Poet To Bring His Thoughts To Voting Booth

Martin Salazar, Journal Staff Writer
Albuquerque Journal
September 7, 2004

Photo: Jeff Geissler/For The Journal

Writer and poet Jimmy Santiago Baca reads a poem at the Labor Day Extravaganza on Monday at the Roundhouse.

Jimmy Santiago Baca, an Albuquerque author, has spent much of his life trying to make the world a better place through his words.

Come November, he will be trying something new – voting. It’s something Baca, who’s almost 50, said he’s never done before.

“My kids and I are all going to vote, so that’s three more votes for (John) Kerry,” he told a crowd of about 300 at a voter registration rally at the Capitol on Labor Day.

It’s not that he thinks Kerry is a great candidate who can make everything right.
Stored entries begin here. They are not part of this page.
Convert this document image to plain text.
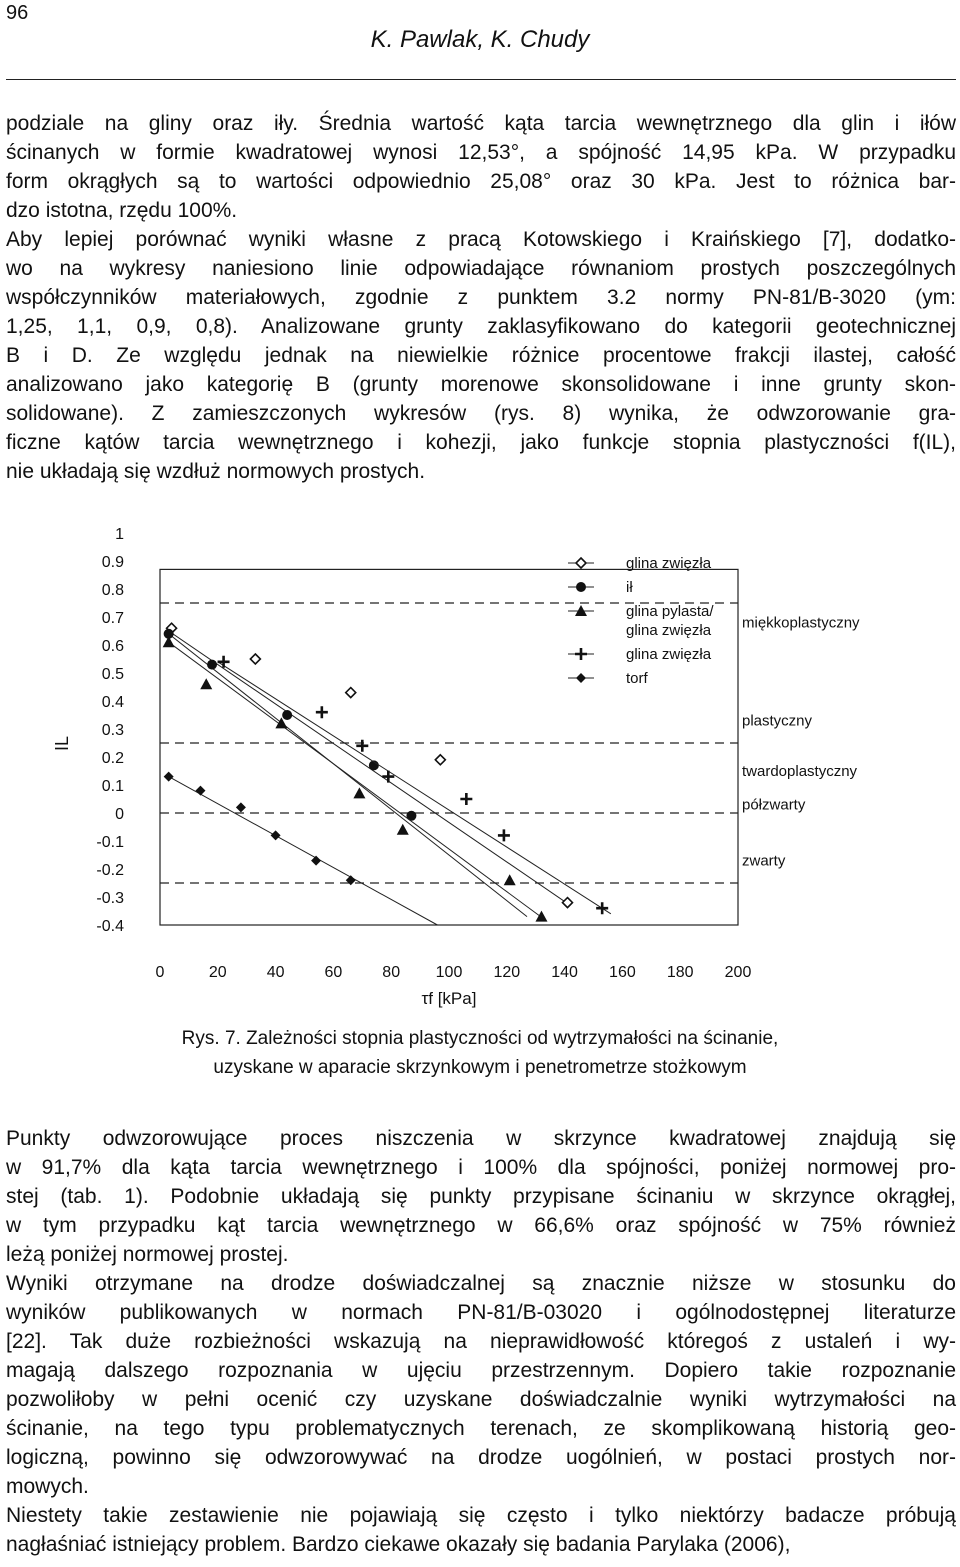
96
K. Pawlak, K. Chudy
podziale na gliny oraz iły. Średnia wartość kąta tarcia wewnętrznego dla glin i iłów
ścinanych w formie kwadratowej wynosi 12,53°, a spójność 14,95 kPa. W przypadku
form okrągłych są to wartości odpowiednio 25,08° oraz 30 kPa. Jest to różnica bar-
dzo istotna, rzędu 100%.
Aby lepiej porównać wyniki własne z pracą Kotowskiego i Kraińskiego [7], dodatko-
wo na wykresy naniesiono linie odpowiadające równaniom prostych poszczególnych
współczynników materiałowych, zgodnie z punktem 3.2 normy PN-81/B-3020 (ym:
1,25, 1,1, 0,9, 0,8). Analizowane grunty zaklasyfikowano do kategorii geotechnicznej
B i D. Ze względu jednak na niewielkie różnice procentowe frakcji ilastej, całość
analizowano jako kategorię B (grunty morenowe skonsolidowane i inne grunty skon-
solidowane). Z zamieszczonych wykresów (rys. 8) wynika, że odwzorowanie gra-
ficzne kątów tarcia wewnętrznego i kohezji, jako funkcje stopnia plastyczności f(IL),
nie układają się wzdłuż normowych prostych.
miękkoplastyczny
plastyczny
twardoplastyczny
półzwarty
zwarty
1
0.9
0.8
0.7
0.6
0.5
0.4
0.3
0.2
0.1
0
-0.1
-0.2
-0.3
-0.4
0	20	40	60	80 100 120 140 160 180 200
IL
τf [kPa]
glina zwięzła
ił
glina pylasta/
glina zwięzła
glina zwięzła
torf
Rys. 7. Zależności stopnia plastyczności od wytrzymałości na ścinanie,
uzyskane w aparacie skrzynkowym i penetrometrze stożkowym
Punkty odwzorowujące proces niszczenia w skrzynce kwadratowej znajdują się
w 91,7% dla kąta tarcia wewnętrznego i 100% dla spójności, poniżej normowej pro-
stej (tab. 1). Podobnie układają się punkty przypisane ścinaniu w skrzynce okrągłej,
w tym przypadku kąt tarcia wewnętrznego w 66,6% oraz spójność w 75% również
leżą poniżej normowej prostej.
Wyniki otrzymane na drodze doświadczalnej są znacznie niższe w stosunku do
wyników publikowanych w normach PN-81/B-03020 i ogólnodostępnej literaturze
[22]. Tak duże rozbieżności wskazują na nieprawidłowość któregoś z ustaleń i wy-
magają dalszego rozpoznania w ujęciu przestrzennym. Dopiero takie rozpoznanie
pozwoliłoby w pełni ocenić czy uzyskane doświadczalnie wyniki wytrzymałości na
ścinanie, na tego typu problematycznych terenach, ze skomplikowaną historią geo-
logiczną, powinno się odwzorowywać na drodze uogólnień, w postaci prostych nor-
mowych.
Niestety takie zestawienie nie pojawiają się często i tylko niektórzy badacze próbują
nagłaśniać istniejący problem. Bardzo ciekawe okazały się badania Parylaka (2006),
In fact, he likened Kerry and President Bush to two different icings on the wedding cake in hell.

Still, a poem he wrote and shared at the rally made it clear that he’s not happy with where the country has gone under the Bush administration and that signing up to vote has made him feel empowered.

Part of the poem reads: “My vote is Operation Shock to those who would try to silence it; My vote is the U.N. Security Council saying no to war; My vote shatters the lies from the White House; Saying no to unemployment; no to racism...”

During an interview after he addressed the crowd, Baca said he hadn’t voted because he never felt that candidates stood up for Latinos and the issues that affect them.

“They never really cared about us,” he said, latter adding that we live in a country where the rich get richer and the poor get poorer. But, he said he thinks that maybe this time his vote will count. And he said his two sons, ages 18 and 21, are also excited about voting.

“I love the people of New Mexico,” he said. “I wish we would all confront the millionaires and ask them to contribute a third of the money they make to social programs,” Baca said.

He said people like Robert Redford and Julia Roberts could start “a legacy of compassion” by donating that much money to programs that provide beds for drug addicts and victims of domestic violence.

Baca, who released two new books in March, was born in Santa Fe. He was raised by his grandmother but was later sent to an orphanage.

He later got into trouble with the law and spent time in prison. It was there where he began to write. His work has earned him several awards.

“It’s just a basic need to express my beautiful culture,” Baca said about why he writes. He said he writes every day.